According to Wikipedia, Abel's first order odes have general analytical solutions, due to "Panayotounakos, Dimitrios E.; Zarmpoutis, Theodoros I. (2011)" where the claim is that, if I understand it right, all Abel ode's can be solved analytically.

https://en.wikipedia.org/wiki/Abel_equation_of_the_first_kind

"Construction of Exact Parametric or Closed Form Solutions of Some Unsolvable Classes of Nonlinear ODEs (Abel's Nonlinear ODEs of the First Kind and Relative Degenerate Equations)"

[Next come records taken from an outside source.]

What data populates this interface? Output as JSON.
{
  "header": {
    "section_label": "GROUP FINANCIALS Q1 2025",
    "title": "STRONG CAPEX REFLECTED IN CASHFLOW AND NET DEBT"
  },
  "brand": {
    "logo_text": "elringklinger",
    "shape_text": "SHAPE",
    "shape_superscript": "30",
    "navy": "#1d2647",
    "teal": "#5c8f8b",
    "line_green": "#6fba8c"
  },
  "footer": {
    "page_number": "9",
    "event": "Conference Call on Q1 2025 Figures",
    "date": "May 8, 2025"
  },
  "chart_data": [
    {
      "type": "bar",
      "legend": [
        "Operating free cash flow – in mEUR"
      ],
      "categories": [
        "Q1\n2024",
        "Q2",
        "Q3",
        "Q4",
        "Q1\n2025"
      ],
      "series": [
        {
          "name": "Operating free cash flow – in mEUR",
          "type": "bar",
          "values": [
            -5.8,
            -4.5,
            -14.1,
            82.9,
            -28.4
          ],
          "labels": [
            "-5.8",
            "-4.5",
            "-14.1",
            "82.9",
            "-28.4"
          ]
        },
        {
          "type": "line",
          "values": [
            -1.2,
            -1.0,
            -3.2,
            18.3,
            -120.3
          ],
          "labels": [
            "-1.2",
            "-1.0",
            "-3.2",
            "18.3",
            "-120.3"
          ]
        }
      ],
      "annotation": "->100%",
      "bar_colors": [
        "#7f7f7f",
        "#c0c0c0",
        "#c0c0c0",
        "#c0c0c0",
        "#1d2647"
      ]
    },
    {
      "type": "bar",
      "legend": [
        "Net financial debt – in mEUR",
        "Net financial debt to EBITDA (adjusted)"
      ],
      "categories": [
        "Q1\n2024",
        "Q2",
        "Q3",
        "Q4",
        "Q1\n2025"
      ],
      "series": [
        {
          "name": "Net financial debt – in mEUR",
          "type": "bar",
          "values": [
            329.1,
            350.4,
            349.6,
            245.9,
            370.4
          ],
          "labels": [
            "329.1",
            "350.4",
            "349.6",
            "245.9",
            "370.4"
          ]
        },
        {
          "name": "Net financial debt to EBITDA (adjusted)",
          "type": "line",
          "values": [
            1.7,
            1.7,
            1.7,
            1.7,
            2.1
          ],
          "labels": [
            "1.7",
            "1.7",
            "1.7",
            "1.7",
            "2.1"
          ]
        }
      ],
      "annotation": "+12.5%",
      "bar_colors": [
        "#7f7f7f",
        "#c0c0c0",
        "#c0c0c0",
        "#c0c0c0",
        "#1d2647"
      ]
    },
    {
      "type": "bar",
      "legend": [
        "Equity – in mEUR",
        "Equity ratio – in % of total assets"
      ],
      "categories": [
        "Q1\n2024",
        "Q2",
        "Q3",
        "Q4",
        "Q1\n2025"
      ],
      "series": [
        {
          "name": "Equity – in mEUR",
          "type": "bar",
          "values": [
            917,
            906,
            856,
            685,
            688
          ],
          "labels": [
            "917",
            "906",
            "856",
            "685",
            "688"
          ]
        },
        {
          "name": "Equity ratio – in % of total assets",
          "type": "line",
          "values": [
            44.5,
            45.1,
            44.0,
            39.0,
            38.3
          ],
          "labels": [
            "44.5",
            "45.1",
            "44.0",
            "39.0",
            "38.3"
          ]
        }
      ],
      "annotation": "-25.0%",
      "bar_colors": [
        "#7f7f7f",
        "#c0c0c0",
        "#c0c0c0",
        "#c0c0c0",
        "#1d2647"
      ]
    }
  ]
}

Maple is very good on solving ODE's, but some Abel ode's it can not solve. For example

restart;
ode:=diff(y(t),t)= y(t)^3+exp(-5*t);#_Abel
ode:=diff(y(x),x) = (1+x^3*y(x))*y(x)^2;#_Abel
ode:=diff(y(x),x) = y(x)^2-a*x*(1-x^(n-1))*y(x)^3;#_Abel
ode:=diff(y(x),x) = a*y(x)^2+x*y(x)^3*(b+c*x^(n-1));#_Abel
ode:=diff(y(x),x) = f0(x)+f1(x)*y(x)+f2(x)*y(x)^2+f3(x)*y(x)^3;#_Abel
ode:=(tan(x)*sec(x)-2*y(x))*diff(y(x),x)+sec(x)*(1+2*y(x)*sin(x)) = 0;#_Abel, `2nd type`, `class A`
ode:=x*(a+y(x))*diff(y(x),x)+b*x+c*y(x) = 0; #[_Abel, `2nd type`, `class B`]
ode:=(g0(x)+y(x)*g1(x))*diff(y(x),x) = f0(x)+f1(x)*y(x)+f2(x)*y(x)^2+f3(x)*y(x)^3;#_Abel, `2nd type`, `class C`

etc..

All the above Abel ode's are from Book: Ordinary differential equations and their solutions. By George Moseley Murphy. 1960

I am just asking what is the status of this. Is it true there is now a method to solve all these exactly and may be Maple's implementation is not in yet for this? 

btw, I found the description of solution methods in https://fr.maplesoft.com/support/help/Maple/view.aspx?path=odeadvisor/Abel much easier to follow to learn how to solve Abel ode's. That paper mentioned on Wikipeida, I had hard time following after the 3rd page. (need more time to study it).

Could someone please comment on the status of solving Abel's first order ODE's in Maple and if it possible now to solve them all analytically?